SET UP & SITE
Let's compare the just-opened Porch to its impressive established near-neighbour, St Heliers Bay Bistro. Hip Group, owners of St Heliers Bay Bistro and other excellent waterside cafes at Kohimarama and Takapuna, have long been the arbiters of good in the city's once-appallingly moribund waterfront brunching experience. Is it a wise idea for a new establishment to attempt to take on such a strong competitor, just a few doors away? Porch has an immediate disadvantage in its building design, which, unlike the brilliant, sunny, inside-outness of its near competitor, offers two distinct dining experiences - the haves, at the strip of tables outside in the bright summer light, and the have-nots, inside in the air-conditioned half-light.

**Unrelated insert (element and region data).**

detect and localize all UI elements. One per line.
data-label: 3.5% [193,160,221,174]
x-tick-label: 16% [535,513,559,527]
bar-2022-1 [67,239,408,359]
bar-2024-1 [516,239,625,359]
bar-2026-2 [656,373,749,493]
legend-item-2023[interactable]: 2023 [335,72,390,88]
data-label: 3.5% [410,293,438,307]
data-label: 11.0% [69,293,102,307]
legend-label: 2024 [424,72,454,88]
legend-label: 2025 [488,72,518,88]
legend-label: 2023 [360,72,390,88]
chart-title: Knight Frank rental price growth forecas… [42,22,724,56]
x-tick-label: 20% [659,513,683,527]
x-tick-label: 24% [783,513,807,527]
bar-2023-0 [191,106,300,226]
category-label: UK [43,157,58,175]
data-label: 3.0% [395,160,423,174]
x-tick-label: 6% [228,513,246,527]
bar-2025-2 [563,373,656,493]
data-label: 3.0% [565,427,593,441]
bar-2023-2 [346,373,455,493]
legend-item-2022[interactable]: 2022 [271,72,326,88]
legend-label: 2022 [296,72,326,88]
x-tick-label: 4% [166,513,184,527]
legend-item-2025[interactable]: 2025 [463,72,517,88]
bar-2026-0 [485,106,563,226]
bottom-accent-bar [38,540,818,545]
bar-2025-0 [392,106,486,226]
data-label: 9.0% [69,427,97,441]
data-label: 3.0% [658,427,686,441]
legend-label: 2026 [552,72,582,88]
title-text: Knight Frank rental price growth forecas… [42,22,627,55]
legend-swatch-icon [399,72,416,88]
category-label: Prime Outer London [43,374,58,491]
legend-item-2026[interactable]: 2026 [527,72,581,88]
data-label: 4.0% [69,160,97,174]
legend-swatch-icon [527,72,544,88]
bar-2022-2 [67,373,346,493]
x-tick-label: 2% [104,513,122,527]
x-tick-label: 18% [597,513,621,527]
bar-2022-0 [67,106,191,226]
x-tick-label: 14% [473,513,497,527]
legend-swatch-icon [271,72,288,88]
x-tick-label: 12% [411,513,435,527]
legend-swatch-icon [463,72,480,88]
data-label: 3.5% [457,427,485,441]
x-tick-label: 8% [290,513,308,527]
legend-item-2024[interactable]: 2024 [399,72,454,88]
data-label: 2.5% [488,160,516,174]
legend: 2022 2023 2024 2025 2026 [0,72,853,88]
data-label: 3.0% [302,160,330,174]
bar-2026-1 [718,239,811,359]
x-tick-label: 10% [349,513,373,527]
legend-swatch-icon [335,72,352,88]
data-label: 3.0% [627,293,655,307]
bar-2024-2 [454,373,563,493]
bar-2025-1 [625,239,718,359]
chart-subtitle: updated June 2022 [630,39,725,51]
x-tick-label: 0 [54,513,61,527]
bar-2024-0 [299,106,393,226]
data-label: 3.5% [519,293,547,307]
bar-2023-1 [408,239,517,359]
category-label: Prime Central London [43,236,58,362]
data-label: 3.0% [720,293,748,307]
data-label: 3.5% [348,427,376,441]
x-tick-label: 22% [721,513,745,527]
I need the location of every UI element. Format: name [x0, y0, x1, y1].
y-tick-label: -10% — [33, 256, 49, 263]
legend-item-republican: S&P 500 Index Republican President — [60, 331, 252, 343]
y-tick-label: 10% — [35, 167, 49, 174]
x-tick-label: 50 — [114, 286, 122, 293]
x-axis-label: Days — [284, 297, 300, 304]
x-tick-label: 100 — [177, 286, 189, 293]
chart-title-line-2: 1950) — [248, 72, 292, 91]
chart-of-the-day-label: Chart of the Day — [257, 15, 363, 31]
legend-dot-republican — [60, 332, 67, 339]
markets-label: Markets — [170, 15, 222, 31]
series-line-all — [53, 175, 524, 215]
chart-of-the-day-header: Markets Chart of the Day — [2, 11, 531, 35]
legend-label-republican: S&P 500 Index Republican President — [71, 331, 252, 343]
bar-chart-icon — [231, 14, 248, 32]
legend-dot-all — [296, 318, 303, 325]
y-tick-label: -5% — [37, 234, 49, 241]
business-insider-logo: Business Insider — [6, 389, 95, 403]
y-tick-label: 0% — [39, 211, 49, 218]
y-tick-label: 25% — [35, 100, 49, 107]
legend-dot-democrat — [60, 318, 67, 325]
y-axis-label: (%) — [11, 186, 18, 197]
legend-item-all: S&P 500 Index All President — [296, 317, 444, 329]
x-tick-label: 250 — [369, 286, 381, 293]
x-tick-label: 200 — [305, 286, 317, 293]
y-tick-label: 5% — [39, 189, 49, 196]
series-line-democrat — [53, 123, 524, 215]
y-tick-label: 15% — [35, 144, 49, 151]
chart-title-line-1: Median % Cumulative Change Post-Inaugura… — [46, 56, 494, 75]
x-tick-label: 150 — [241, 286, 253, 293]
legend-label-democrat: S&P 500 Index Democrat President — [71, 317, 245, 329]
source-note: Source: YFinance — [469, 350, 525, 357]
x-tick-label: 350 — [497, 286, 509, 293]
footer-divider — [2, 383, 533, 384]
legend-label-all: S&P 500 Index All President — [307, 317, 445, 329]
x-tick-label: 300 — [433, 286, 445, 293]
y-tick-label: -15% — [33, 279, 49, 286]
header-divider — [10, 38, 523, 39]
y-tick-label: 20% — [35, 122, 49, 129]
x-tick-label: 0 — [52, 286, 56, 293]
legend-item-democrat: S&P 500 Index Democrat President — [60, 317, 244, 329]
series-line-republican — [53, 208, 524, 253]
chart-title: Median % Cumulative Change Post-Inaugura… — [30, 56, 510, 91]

We started inside but a table soon came free outside, and the move was worth at least an extra half point, possibly more, on this review's final score.
SUSTENANCE & SWILL
A good menu tells you much about a place: the thought that's gone into its design, the quality of the language, the ingredients themselves. There's a lovely feel to the Porch menu, which makes you feel like you're in the hands of professionals, but not uptight professionals. There are names like "The Usual" and "Bowl-o-rama", and there are descriptions of subtle humour like "porched eggs". I ordered the hash benedict, which came with rocket, chipotle hollandaise and a choice of pulled pork, bacon or salmon. The flavours were great, although my pork was a little dry, and a friend had ordered the same dish but with bacon and was so obtusely happy with his choice that I couldn't help feeling a little sad about my own. The trouble is, if something's a little bit off at Porch, you won't be able to help wondering whether you might have been better off at St Heliers Bay Bistro. The others at our table both had the Bowl-o-rama and were delighted by it, with its bright, clashing colours of poached eggs, avocado, halloumi, quinoa, hummus and pickled vegetables. They both ordered hash browns as extras, which made the dish a little browner and a lot less self-righteously healthful.
SERVICE & OTHER STUFF
The St Heliers Bay Bistro is sometimes a victim of its own popularity, characterised by long waits, a feeling of claustrophobia, the din and crush of the crowd. Those are not yet problems at Porch. On the hot, late, Sunday morning we went, it was reasonably well populated, but felt relaxed and languid, like a good beach dining experience usually doesn't. It's likely this won't last. St Heliers, for so long so woefully served by their dining establishments, now has two very good choices.